Within 12 months the economy crashed and interest rates soared. When my hometown bank was taken over by the Feds, they canceled my company’s line-of-credit and terminated my business loan. I couldn’t find another bank to transfer my account and by October, 1990 the company was dead. How much was it worth now?
Lesson #2: Generally speaking, the value of a privately held small business is lower than you think because there is no public market for shares of your company—so “liquidity events”—opportunities for investors to exit the investment—are scarce.
Lesson #3: A bird in the hand is worth more than two in the bush! In my case I wound up owning 100% of nothing. Had I taken the investment I’d have survived the economic downturn. 60% of something is better than 100% of nothing.
Here are a few suggestions on developing a realistic company valuation:
1. Unless you have valuable IP, companies are valued one of two ways: 1. Multiple of Sales—projected or trailing 12 months, or 2. Multiple of Profits—projected or trailing 12 months. Some sectors are hotter than others and drive higher multiples. Do an internet search on how private companies in your sector are valued.
2. Contact local VCs or Angel Investors and ask them the metrics they use. It’s a great way to build relationships (this is how I closed on my first “Angel”).
3. Find and ask a CPA or Business Broker that doesn’t work for you.
4. Go to “Crowd Funding” web sites, like GrowVC, and check valuations.
5. Ask other SBE owners in your industry (you can search companies listed in Supplier-Connection by using the Small Business Profile tool).
2. Valuing Other People & Perspectives
Back to the Tank: All of the investors on Shark Tank have expertise and personal networks that transcend anything the “contestant” business owners have built—very high value. Why do these CEOs in need of capital discount The Sharks business acumen, while giving so much value to their own? Could it be they, too are thinking with their hearts and not their heads?
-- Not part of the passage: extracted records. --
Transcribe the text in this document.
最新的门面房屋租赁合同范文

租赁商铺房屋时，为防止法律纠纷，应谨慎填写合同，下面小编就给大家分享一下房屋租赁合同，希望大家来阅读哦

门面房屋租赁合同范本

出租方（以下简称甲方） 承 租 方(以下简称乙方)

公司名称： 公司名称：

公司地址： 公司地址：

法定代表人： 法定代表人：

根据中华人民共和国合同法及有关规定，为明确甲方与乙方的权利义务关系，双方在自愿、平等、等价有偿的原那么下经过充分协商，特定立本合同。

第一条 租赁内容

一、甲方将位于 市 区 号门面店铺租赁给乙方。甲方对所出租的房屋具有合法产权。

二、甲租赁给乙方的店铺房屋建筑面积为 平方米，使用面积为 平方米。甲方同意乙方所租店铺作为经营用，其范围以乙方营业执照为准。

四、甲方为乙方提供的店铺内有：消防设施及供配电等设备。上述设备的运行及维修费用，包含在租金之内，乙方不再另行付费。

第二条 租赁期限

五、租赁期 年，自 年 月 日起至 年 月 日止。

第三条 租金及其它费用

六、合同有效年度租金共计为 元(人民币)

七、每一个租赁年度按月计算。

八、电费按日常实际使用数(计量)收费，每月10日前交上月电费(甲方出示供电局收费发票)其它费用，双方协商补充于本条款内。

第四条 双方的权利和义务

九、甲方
In 1992 I worked with Ronald Perlman’s team on the Revlon IPO. During the project I became friendly with Howard Gittis, one of Mr. Perlman’s partners. Mr. Gittis once asked me for an overview of my company. I pitched my business—highlighting our work with investment banks on financial road shows. He asked what would happen if I left the company for 6 months, as I was driving 90% of sales, I told him it wouldn’t survive.
As I finished he said “What you have is a company, not a business.” My confusion turned to understanding as he followed with “Find a product or service that can be replicated, that isn’t seasonal like the IPO market, and that isn’t heavily dependent on one person, and you’ll have a business.” That ten minute discussion sent me on a pursuit I never would have started, leading me to “Mentor®” – a product/service that at its apex served over 55 million users.
Part of what makes America great is the freedom to chase our own dreams, and an economic system that provides us the opportunity. And, based on our ability, effort, and desire we can build a future for our family. Although I don’t endorse some of the personal values The Sharks espouse, it’s clear they possess a great many business skills, and the TV show contains many things from which we could learn.
“There’s wisdom in the council of many” is a great Proverb with deep value, it motivates my closing thoughts: Surround yourself with people of sound judgment and give value to their knowledge, wisdom and advice. Running your own business is a very personal endeavor and it’s difficult not to allow our emotions to cloud our judgment, but be mindful of not thinking of your company and yourself more highly than you ought. I wish you great success.
Small Business is a journey… Be safe!